Elia Ware (8 December 1911 - 10 October 1987) was a Torres Strait Islander man who served in World War II as a part of the Torres Strait Light Infantry Battalion where, as a First Nations soldier, he received significantly less pay then non-First Nations soldiers.

This inequality, and the subsequent legal battle to receive back pay, continued into the later part of his life and helped lead to ongoing advocacy and activism for his people. This included advocating for the government to hold the 1967 Australian referendum and, when successful, campaigning for it.
== Early life ==
Ware was born on Moa Island in the Torres Strait and was one of six children of Alfred Aviu Pigin Ware and Gaiba Petrie. He was born at the community of Wag which had first been settled by his family, including Uruba Demag, in the early 1900s. He was a part of the Panai clan and his totem was dangal, the dugong, which guided much of his life.

Little is known of Ware's early life but on 17 January 1936 he married Sorby Oth, also known as Mary, and they would have nine children together. Before their marriage Ware had a child Miseron Levi.

Throughout his early life Ware was employed as a seaman and labourer and one of the major jobs he undertook as a labourer was building roads on Waiben.

== World War II service ==
On 14 July 1941 Ware enlisted into the Army and was assigned to the Torres Strait Light Infantry Battalion where he served alongside primarily other Torres Strait Islander men to protect northern Australia from invasion.

As a First Nations man, Ware received only one-third of the pay of non-First Nations soldiers and, because of this, he and many of the men struck in December 1943. From their strike they were successful in having their wages increased to two-thirds of the 'standard' rate, however, this pay was given to the Chief Protector of Aboriginals and was then held in a trust account for them. This meant Ware, and the other men, did not have access to it and, any use of it, required permission to be given.

In November 1944 Ware was promoted to corporal and was then discharged on 7 September 1945. After his discharge Ware requested access to his pay from the government and it was not given which lead to a lengthy legal battle and campaigning. This issue was not resolved until 1982 when backpay was finally granted.

== Post war career and activism ==
In 1959 Ware and his family left the Torres Strait, seeking better opportunities and services, and settled in Cairns where they lived at Holloways Beach.

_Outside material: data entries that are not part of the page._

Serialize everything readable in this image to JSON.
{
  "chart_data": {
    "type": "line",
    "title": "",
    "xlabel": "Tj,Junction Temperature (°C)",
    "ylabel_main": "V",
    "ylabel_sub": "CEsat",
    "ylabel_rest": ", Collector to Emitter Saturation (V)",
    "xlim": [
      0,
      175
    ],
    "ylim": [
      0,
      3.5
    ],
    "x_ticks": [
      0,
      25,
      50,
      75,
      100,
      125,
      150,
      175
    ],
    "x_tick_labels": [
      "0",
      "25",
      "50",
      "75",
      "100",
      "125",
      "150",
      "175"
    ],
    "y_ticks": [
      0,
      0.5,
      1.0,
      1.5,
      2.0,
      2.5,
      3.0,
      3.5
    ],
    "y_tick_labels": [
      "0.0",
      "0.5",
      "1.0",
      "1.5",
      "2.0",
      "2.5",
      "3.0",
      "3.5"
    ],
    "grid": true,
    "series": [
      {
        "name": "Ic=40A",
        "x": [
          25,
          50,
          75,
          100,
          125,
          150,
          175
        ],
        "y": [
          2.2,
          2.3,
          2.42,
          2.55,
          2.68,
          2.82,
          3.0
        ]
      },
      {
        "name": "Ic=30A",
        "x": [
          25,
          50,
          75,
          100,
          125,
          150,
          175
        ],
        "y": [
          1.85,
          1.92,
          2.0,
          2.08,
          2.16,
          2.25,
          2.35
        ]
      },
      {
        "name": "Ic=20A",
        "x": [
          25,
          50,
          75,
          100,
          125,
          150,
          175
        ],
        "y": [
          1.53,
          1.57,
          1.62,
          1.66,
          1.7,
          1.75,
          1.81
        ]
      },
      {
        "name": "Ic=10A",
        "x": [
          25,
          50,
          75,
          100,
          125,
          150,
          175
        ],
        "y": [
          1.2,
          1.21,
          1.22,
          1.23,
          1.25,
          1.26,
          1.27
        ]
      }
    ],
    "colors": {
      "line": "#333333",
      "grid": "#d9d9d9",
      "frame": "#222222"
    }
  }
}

Here Ware initially took work laying sewerage pipes but later worked in a number of other roles including farming, fishing and collecting scrap metal.

At Holloways Beach Ware was neighbors with Gladys O'Shane and they, alongside Joe McGinness, formed the Cairns Aboriginal and Torres Strait Islanders’ Advancement League in the 1960s. As a part of this League Ware represented them at the Federal Council for Aboriginal Advancement conference in April 1963 where he pushed to have Torres Strait Islander people to be recognised as a separate group; this was ratified in 1964.

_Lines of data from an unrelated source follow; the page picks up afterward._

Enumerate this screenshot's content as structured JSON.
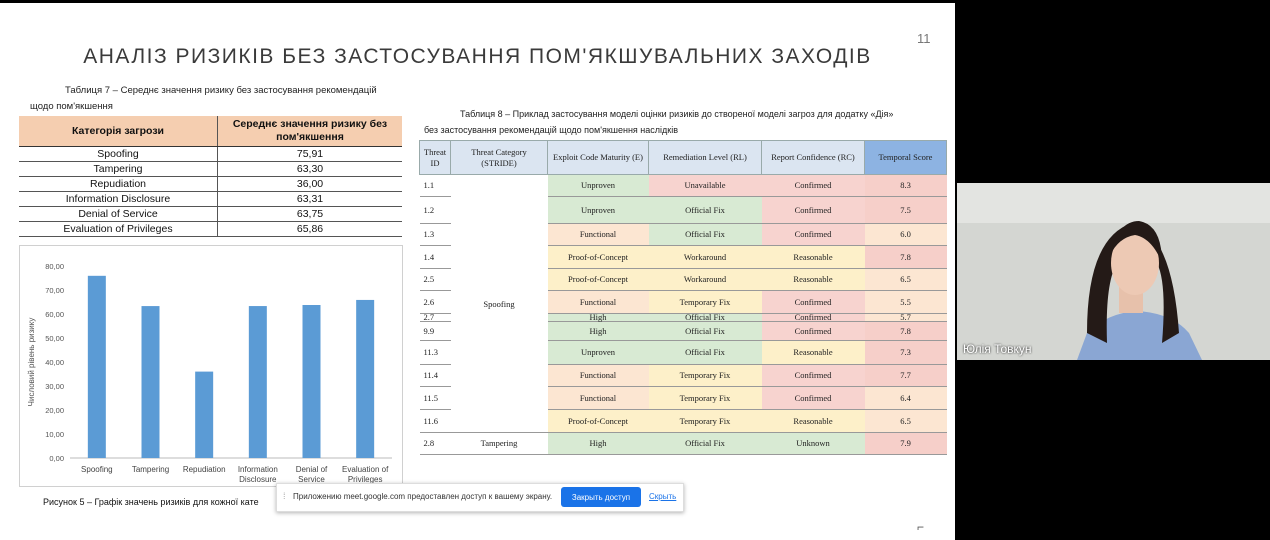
{
  "slide": {
    "page_number": "11",
    "title": "АНАЛІЗ РИЗИКІВ БЕЗ ЗАСТОСУВАННЯ ПОМ'ЯКШУВАЛЬНИХ ЗАХОДІВ"
  },
  "table7": {
    "caption_line1": "Таблиця 7 – Середнє значення ризику без застосування рекомендацій",
    "caption_line2": "щодо пом'якшення",
    "headers": [
      "Категорія загрози",
      "Середнє значення ризику без пом'якшення"
    ],
    "rows": [
      {
        "category": "Spoofing",
        "value": "75,91"
      },
      {
        "category": "Tampering",
        "value": "63,30"
      },
      {
        "category": "Repudiation",
        "value": "36,00"
      },
      {
        "category": "Information Disclosure",
        "value": "63,31"
      },
      {
        "category": "Denial of Service",
        "value": "63,75"
      },
      {
        "category": "Evaluation of Privileges",
        "value": "65,86"
      }
    ]
  },
  "chart_data": {
    "type": "bar",
    "categories": [
      "Spoofing",
      "Tampering",
      "Repudiation",
      "Information Disclosure",
      "Denial of Service",
      "Evaluation of Privileges"
    ],
    "category_lines": [
      [
        "Spoofing"
      ],
      [
        "Tampering"
      ],
      [
        "Repudiation"
      ],
      [
        "Information",
        "Disclosure"
      ],
      [
        "Denial of",
        "Service"
      ],
      [
        "Evaluation of",
        "Privileges"
      ]
    ],
    "values": [
      75.91,
      63.3,
      36.0,
      63.31,
      63.75,
      65.86
    ],
    "ylabel": "Числовий рівень ризику",
    "yticks": [
      "0,00",
      "10,00",
      "20,00",
      "30,00",
      "40,00",
      "50,00",
      "60,00",
      "70,00",
      "80,00"
    ],
    "ylim": [
      0,
      80
    ],
    "bar_color": "#5b9bd5",
    "grid": false
  },
  "figure5_caption": "Рисунок 5 – Графік значень ризиків для кожної кате",
  "table8": {
    "caption_line1": "Таблиця 8 – Приклад застосування моделі оцінки ризиків до створеної моделі загроз для додатку «Дія»",
    "caption_line2": "без застосування рекомендацій щодо пом'якшення наслідків",
    "headers": [
      "Threat ID",
      "Threat Category (STRIDE)",
      "Exploit Code Maturity (E)",
      "Remediation Level (RL)",
      "Report Confidence (RC)",
      "Temporal Score"
    ],
    "spoofing_label": "Spoofing",
    "rows": [
      {
        "id": "1.1",
        "category": "",
        "e": "Unproven",
        "rl": "Unavailable",
        "rc": "Confirmed",
        "score": "8.3"
      },
      {
        "id": "1.2",
        "category": "",
        "e": "Unproven",
        "rl": "Official Fix",
        "rc": "Confirmed",
        "score": "7.5"
      },
      {
        "id": "1.3",
        "category": "",
        "e": "Functional",
        "rl": "Official Fix",
        "rc": "Confirmed",
        "score": "6.0"
      },
      {
        "id": "1.4",
        "category": "",
        "e": "Proof-of-Concept",
        "rl": "Workaround",
        "rc": "Reasonable",
        "score": "7.8"
      },
      {
        "id": "2.5",
        "category": "",
        "e": "Proof-of-Concept",
        "rl": "Workaround",
        "rc": "Reasonable",
        "score": "6.5"
      },
      {
        "id": "2.6",
        "category": "",
        "e": "Functional",
        "rl": "Temporary Fix",
        "rc": "Confirmed",
        "score": "5.5"
      },
      {
        "id": "2.7",
        "category": "",
        "e": "High",
        "rl": "Official Fix",
        "rc": "Confirmed",
        "score": "5.7"
      },
      {
        "id": "9.9",
        "category": "",
        "e": "High",
        "rl": "Official Fix",
        "rc": "Confirmed",
        "score": "7.8"
      },
      {
        "id": "11.3",
        "category": "",
        "e": "Unproven",
        "rl": "Official Fix",
        "rc": "Reasonable",
        "score": "7.3"
      },
      {
        "id": "11.4",
        "category": "",
        "e": "Functional",
        "rl": "Temporary Fix",
        "rc": "Confirmed",
        "score": "7.7"
      },
      {
        "id": "11.5",
        "category": "",
        "e": "Functional",
        "rl": "Temporary Fix",
        "rc": "Confirmed",
        "score": "6.4"
      },
      {
        "id": "11.6",
        "category": "",
        "e": "Proof-of-Concept",
        "rl": "Temporary Fix",
        "rc": "Reasonable",
        "score": "6.5"
      },
      {
        "id": "2.8",
        "category": "Tampering",
        "e": "High",
        "rl": "Official Fix",
        "rc": "Unknown",
        "score": "7.9"
      }
    ]
  },
  "participant": {
    "name": "Юлія Товкун"
  },
  "share_bar": {
    "message": "Приложению meet.google.com предоставлен доступ к вашему экрану.",
    "stop_label": "Закрыть доступ",
    "hide_label": "Скрыть"
  }
}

In the 1960s Ware also met with various politicians and policy makers regarding his underpayment during his war service and, notably, met with the then Prime Minister Robert Menzies about this issue. Included in his complaint was that, as a Torres Strait Islander serviceman, he did not receive the same post-war benefits of other soldiers including access to war service homes. Ware also asked Menzies to call a referendum to eliminate the clauses preventing the Australian government from making laws for Aboriginal and Torres Strait Islander people. This meeting was the first of its kind and it resulted in the, ultimately successful, 1967 Australian referendum which Ware was actively involved in campaigning and fundraising for.

In 1970 Ware and his brother Bobby purchased the Coral Pearl, a prawn trawler, the fish for trochus (sea snail) in the reefs off the coast of Cairns.

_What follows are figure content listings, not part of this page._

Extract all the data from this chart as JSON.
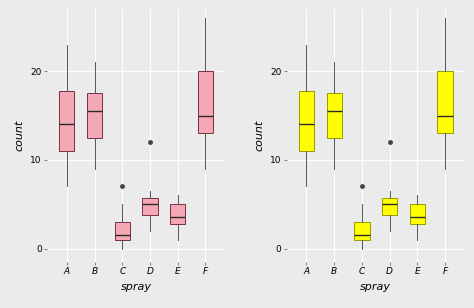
{
  "sprays": [
    "A",
    "B",
    "C",
    "D",
    "E",
    "F"
  ],
  "box_data": {
    "A": {
      "whislo": 7,
      "q1": 11,
      "med": 14,
      "q3": 17.75,
      "whishi": 23,
      "fliers": []
    },
    "B": {
      "whislo": 9,
      "q1": 12.5,
      "med": 15.5,
      "q3": 17.5,
      "whishi": 21,
      "fliers": []
    },
    "C": {
      "whislo": 0,
      "q1": 1,
      "med": 1.5,
      "q3": 3,
      "whishi": 5,
      "fliers": [
        7
      ]
    },
    "D": {
      "whislo": 2,
      "q1": 3.75,
      "med": 5,
      "q3": 5.75,
      "whishi": 6.5,
      "fliers": [
        12
      ]
    },
    "E": {
      "whislo": 1,
      "q1": 2.75,
      "med": 3.5,
      "q3": 5,
      "whishi": 6,
      "fliers": []
    },
    "F": {
      "whislo": 9,
      "q1": 13,
      "med": 15,
      "q3": 20,
      "whishi": 26,
      "fliers": []
    }
  },
  "color_left": "#F4A7B5",
  "color_right": "#FFFF00",
  "box_edge_color_left": "#7a3040",
  "box_edge_color_right": "#999900",
  "median_color": "#2a2a2a",
  "whisker_color": "#555555",
  "flier_color": "#444444",
  "background_color": "#EBEBEB",
  "grid_color": "#FFFFFF",
  "ylabel": "count",
  "xlabel": "spray",
  "ylim": [
    -1.5,
    27
  ],
  "yticks": [
    0,
    10,
    20
  ],
  "box_width": 0.55,
  "figsize": [
    4.74,
    3.08
  ],
  "dpi": 100
}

== Return to the Torres Strait ==
In 1979 Ware returned to the Torres Strait, first to Waiben and then to Moa, where he continued to be politically involved. Ware wished to keep the islands free of government control and he opposed the Deed of Grant in Trust that was entered into with the Queensland government in 1985.

Ware died at Moa on 10 October 1987.

== Legacy ==
One of Ware's children is Rosie Ware, is a textile designer and printmaker, who has exhibited nationally and internationally. She has used her art to explore her fathers World War II service including in the creation of Torres Strait Light Infantry Battalion, a three paneled textile work which interweaves images of her family, military history and the Torres Strait more generally.